Hareli Tihar: A Celebration of Life, Community, and the Bounty of the Earth

Hareli Tihar: A Celebration of Life, Community, and the Bounty of the Earth

In the heartlands of Chhattisgarh, there is a time of the year when the fields are painted in vibrant hues of green, golden, and amber. It is a season that brings immense joy and gratitude to the hearts of the people. This auspicious occasion is "Hareli," a festival that celebrates Mother Nature's bountiful harvest and blessings.

The word 'Hareli' comes from 'Haryali' in Hindi which means greenery. The Goddess 'Kutki Dai' is the foremost deity worshiped during this festival for good crops. It is a festival celebrated by the various communities of farmers in the month of Shravan but is of special importance among the Gond tribes. Hareli in Chhattisgarh occurs on the new moon day of the month or the Sravana Amavasya, parallel to July and August. The word "Hareli" itself signifies the arrival of the monsoon season and the lush greenery that it brings. It is a time of rejuvenation and hope, as the fields are ready to yield their precious gifts.

Activities During Hareli Festival:

Gedi Race

The farmers of Chhattisgarh worship the equipment used for farming and cows in the Hareli festival. The theme is mainly nature-centric during the entire celebration. One of the most popular activities during Hareli is the gedi race. Gedi is a simple wooden cart that is used by children in Chhattisgarh during the Hareli festival. The cart is made of two bamboo poles that are tied together with a rope. The poles are then mounted on two wheels, which can be made from anything from old tires to logs. The children of Chhattisgarh love to ride the gedi. They ride it around the fields, and they also take part in gedi races. The bamboo poles represent the new growth that is happening in the fields, and the wheels represent the sun and the moon. The Gedi is a reminder that the new season is a time of renewal and hope.

Beginning Of the Dusshera Festival

Every year, on Hareli Amavasya, the enchanting Pat Jatra commences, signaling the beginning of the respected Bastar Dusshera festival. This 75-day-long celebration, cherished by the tribal communities of the Bastar region, pays homage to the esteemed goddess Danteswari. Pat Jatra, a sacred ritual, idolizes the Sal tree wood, lovingly called 'Thurlu Kotla' or 'Tika pata' in the local dialect. Amidst offerings and traditions, this ceremony honors the profound significance of wood and forests in the lives of tribal people. After worshiping the sal wood, it is used to craft essential tools like hammers. These tools play a role in constructing a chariot, passionately pulled by locals during the 9-day Navratri festivities. The wood is sourced from Machkot or Bilori forest, renowned for its abundant sal trees in the Bastar region. Finally, the wood finds its way to Jagdalpur, where the ritual takes place in front of the esteemed Danteswari temple.

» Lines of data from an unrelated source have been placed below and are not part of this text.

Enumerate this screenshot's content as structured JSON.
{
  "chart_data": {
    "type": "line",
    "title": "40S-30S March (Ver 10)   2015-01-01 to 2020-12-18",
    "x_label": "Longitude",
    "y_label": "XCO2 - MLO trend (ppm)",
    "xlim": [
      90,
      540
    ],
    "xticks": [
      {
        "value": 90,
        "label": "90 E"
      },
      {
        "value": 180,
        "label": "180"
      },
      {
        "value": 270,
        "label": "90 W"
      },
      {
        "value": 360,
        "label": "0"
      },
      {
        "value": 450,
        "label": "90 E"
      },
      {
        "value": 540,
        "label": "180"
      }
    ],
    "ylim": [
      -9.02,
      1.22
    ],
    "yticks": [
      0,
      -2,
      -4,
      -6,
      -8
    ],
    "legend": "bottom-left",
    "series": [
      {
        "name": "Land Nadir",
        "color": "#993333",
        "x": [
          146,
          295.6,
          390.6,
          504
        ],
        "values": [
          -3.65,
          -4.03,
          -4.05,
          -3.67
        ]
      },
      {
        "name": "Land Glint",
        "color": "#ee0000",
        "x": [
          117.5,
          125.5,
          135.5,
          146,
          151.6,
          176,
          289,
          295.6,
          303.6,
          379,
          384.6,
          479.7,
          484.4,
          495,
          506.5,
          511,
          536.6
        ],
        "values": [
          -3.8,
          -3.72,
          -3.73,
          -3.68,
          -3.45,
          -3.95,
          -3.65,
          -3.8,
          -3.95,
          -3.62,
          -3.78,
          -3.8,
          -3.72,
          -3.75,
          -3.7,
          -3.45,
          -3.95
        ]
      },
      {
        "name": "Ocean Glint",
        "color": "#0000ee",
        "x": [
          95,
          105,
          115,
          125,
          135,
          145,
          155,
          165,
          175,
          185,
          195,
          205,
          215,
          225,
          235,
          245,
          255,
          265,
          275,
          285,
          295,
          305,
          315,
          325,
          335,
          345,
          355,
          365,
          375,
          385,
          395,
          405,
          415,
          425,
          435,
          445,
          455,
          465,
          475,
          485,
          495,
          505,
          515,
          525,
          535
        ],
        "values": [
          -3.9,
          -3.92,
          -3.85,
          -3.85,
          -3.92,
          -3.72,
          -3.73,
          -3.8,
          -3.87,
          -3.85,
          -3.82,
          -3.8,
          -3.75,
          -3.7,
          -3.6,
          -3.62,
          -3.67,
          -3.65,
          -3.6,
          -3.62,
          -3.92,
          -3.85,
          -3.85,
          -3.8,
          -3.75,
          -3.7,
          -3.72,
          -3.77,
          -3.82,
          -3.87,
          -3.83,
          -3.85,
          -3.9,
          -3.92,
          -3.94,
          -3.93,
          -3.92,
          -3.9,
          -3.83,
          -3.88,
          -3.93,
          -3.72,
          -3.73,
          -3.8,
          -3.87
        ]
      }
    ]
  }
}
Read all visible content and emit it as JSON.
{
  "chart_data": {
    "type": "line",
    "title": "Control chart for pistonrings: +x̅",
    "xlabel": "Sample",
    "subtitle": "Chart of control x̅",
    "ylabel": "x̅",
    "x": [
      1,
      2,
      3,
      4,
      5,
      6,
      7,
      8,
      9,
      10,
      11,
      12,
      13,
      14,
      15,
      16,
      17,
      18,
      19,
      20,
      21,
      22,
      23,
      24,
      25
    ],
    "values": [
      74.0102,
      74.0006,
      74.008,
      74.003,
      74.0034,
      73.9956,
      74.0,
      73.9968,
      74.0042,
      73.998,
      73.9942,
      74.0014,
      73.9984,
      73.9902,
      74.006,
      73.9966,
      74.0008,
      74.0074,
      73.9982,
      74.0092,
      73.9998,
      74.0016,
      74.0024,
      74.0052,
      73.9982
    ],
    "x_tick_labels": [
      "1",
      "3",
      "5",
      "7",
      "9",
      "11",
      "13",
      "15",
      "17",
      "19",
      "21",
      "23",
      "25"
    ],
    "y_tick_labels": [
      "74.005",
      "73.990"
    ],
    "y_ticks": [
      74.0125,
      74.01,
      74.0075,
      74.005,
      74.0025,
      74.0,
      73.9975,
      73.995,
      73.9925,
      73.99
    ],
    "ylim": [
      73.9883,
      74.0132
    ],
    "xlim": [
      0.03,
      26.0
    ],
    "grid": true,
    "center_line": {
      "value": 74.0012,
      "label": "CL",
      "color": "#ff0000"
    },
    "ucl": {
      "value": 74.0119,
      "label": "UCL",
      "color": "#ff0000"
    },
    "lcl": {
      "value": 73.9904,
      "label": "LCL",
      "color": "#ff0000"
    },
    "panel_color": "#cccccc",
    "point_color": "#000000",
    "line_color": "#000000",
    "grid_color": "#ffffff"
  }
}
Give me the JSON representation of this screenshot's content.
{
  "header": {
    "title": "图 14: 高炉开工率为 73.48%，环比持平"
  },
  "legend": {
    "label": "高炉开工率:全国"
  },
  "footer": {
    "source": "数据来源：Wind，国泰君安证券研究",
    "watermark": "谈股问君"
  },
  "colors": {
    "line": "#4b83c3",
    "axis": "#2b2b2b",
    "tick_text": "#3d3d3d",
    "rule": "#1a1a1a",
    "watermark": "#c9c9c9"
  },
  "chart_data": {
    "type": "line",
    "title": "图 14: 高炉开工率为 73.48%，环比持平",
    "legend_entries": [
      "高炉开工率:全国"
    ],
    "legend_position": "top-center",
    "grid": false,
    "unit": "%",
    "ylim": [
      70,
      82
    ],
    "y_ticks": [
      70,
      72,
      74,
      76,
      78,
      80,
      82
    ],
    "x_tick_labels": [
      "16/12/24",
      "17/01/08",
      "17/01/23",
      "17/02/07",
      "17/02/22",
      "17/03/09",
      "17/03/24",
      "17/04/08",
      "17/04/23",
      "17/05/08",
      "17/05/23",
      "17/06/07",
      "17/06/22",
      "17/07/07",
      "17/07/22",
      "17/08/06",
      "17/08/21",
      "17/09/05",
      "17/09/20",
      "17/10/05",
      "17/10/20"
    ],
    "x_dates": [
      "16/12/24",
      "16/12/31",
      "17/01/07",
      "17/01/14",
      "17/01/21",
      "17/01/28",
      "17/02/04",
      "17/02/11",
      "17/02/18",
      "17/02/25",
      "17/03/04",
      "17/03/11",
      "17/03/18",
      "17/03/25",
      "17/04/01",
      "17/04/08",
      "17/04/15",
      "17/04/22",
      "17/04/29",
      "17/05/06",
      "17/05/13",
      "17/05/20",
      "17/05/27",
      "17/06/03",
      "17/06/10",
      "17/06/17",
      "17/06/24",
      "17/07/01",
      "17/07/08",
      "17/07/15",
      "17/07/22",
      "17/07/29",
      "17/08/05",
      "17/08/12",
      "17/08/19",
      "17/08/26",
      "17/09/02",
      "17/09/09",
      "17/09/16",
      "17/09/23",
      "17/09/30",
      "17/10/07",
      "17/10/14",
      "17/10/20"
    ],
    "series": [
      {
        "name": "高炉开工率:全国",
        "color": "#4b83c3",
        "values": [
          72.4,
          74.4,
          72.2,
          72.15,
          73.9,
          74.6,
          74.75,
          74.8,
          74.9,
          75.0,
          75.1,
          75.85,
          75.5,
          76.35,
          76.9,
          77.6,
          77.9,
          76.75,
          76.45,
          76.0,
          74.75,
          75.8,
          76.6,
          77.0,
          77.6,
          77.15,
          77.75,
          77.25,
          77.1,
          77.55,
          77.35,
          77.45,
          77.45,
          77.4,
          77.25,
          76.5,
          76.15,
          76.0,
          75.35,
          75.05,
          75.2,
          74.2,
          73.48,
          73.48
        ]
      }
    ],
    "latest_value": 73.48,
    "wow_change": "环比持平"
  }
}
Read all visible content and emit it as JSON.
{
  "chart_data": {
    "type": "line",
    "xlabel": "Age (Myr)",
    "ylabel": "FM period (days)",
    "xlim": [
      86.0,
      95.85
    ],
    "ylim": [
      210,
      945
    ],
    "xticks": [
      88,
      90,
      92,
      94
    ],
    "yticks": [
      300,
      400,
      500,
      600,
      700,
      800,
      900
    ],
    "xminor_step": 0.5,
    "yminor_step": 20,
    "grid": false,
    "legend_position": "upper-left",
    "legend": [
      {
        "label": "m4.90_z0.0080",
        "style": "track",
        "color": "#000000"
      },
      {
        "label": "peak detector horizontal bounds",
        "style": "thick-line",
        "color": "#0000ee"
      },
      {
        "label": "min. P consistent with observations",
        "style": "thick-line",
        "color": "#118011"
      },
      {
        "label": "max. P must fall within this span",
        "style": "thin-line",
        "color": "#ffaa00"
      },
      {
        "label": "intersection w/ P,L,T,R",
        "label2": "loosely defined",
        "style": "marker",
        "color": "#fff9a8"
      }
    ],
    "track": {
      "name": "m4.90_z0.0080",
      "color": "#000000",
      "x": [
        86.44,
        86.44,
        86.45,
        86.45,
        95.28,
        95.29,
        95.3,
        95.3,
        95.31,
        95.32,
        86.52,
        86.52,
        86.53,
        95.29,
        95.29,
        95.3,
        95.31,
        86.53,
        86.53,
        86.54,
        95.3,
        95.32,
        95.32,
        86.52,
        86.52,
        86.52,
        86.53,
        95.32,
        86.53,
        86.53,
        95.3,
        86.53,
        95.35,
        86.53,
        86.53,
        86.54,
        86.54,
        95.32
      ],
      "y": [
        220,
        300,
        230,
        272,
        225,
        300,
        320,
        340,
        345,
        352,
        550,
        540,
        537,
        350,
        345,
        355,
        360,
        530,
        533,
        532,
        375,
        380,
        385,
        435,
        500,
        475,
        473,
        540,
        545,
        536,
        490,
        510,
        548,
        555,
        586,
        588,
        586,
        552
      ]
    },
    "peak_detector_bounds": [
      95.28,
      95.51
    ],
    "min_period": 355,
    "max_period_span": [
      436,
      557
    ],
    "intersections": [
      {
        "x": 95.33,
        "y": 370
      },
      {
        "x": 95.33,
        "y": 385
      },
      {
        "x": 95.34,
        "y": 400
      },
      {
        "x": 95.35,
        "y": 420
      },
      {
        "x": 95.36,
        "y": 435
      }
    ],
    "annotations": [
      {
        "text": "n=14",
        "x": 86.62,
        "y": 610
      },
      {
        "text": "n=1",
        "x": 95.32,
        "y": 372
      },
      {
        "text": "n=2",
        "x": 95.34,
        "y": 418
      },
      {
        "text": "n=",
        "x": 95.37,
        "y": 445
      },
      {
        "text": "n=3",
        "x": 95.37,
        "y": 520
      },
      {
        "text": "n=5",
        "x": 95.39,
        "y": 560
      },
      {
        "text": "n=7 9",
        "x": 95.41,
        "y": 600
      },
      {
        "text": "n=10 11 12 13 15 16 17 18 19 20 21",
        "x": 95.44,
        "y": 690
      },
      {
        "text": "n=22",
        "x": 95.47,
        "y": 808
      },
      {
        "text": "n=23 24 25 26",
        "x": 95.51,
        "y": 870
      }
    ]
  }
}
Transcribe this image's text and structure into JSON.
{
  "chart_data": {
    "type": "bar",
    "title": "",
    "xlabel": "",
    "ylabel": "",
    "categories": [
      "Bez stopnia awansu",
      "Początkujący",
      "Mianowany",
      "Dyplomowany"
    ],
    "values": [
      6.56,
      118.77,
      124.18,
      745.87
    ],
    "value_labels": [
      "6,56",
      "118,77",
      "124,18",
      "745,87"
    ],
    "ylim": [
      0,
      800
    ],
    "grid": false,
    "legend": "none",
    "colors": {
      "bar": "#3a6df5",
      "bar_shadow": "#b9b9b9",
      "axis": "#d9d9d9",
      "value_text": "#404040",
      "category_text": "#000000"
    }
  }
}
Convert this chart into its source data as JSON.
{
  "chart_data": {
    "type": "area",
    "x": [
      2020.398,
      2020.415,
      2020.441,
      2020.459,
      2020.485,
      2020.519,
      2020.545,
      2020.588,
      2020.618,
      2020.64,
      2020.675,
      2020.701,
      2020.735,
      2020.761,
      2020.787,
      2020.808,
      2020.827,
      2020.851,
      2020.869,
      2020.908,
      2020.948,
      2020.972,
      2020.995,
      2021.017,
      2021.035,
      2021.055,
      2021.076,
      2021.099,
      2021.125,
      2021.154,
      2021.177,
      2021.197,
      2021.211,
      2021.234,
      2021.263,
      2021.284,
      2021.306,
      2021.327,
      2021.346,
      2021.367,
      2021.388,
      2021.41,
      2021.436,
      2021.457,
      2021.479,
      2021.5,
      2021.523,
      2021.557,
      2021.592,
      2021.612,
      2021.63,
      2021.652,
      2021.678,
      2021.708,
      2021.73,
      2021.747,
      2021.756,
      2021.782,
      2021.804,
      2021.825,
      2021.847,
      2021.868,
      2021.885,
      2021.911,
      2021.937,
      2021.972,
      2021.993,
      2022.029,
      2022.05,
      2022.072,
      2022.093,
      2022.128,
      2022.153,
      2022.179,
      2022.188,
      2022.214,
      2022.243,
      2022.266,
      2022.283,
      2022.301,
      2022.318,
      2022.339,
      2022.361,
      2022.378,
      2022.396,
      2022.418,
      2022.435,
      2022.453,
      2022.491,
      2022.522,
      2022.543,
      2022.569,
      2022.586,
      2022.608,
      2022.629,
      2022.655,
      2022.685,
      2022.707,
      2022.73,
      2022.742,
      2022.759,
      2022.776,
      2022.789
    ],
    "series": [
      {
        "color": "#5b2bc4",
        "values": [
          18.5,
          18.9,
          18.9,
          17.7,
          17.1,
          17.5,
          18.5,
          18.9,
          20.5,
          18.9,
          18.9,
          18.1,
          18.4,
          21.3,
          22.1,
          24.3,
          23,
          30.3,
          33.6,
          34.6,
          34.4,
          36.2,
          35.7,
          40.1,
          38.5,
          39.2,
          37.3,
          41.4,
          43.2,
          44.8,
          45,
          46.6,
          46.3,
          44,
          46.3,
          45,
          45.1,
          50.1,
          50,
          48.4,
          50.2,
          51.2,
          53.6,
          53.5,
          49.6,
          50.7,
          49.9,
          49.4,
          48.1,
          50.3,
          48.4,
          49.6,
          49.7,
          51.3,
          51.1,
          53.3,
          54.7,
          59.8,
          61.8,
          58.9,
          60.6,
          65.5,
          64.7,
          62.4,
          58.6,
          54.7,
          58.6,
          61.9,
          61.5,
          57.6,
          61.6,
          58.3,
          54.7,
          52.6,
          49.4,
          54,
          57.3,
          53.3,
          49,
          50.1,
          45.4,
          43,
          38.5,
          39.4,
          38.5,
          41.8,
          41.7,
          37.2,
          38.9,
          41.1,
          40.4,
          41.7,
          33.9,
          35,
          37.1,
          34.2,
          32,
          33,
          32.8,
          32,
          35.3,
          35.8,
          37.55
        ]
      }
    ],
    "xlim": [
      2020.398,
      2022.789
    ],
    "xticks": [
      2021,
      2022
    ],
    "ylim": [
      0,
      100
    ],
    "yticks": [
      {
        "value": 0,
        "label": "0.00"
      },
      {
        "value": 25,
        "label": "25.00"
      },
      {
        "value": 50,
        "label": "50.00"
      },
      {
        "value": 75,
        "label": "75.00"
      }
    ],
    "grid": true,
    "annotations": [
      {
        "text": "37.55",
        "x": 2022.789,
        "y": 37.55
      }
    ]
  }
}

Celebration Of Hareli by Farmers & Their Family

As the festival approaches, the air becomes filled with anticipation and excitement. The women of the households diligently prepare for the festivities, adorning the entrance of their homes with colorful rangoli designs and beautiful patterns made of rice flour. The vibrant hues and intricate themes reflect the joy and gratitude that fills their hearts. The villages come alive with music, dance, and laughter. People gather together, dressed in their traditional attire, to participate in various cultural activities and rituals. The beating of drums and the melodious tunes of folk songs fill the air, creating an atmosphere of celebration and unity.

Farmers, along with their families, visit temples and offer special prayers, seeking blessings for the well-being of their crops and livestock. The entire community comes together to seek divine intervention and express their gratitude for the abundance bestowed upon them. Community spirit shines brightly during this period, as people exchange gifts, sweets, and traditional delicacies with each other. The essence of Hareli lies in fostering unity, compassion, and a sense of belonging among the community members.

The emotional significance of Hareli is deeply rooted in the hearts of the people. It is a time when the hard work and perseverance of farmers are acknowledged and honored. It is a time to express gratitude for the abundance that nature provides.

As the festival draws to a close, the memories and emotions of Hareli linger in the hearts of the people. The vibrant colors, joyful laughter, and sense of community leave an indelible mark on their souls. Hareli serves as a reminder to cherish and respect the blessings of nature, and to nurture the bonds that bind us all. As we embrace the spirit of Hareli, let us be reminded of the importance of sustainable practices, community spirit, and the precious gifts that Mother Nature bestows upon us.

May the festival of Hareli bring happiness, abundance, and a renewed sense of appreciation for the blessings of life.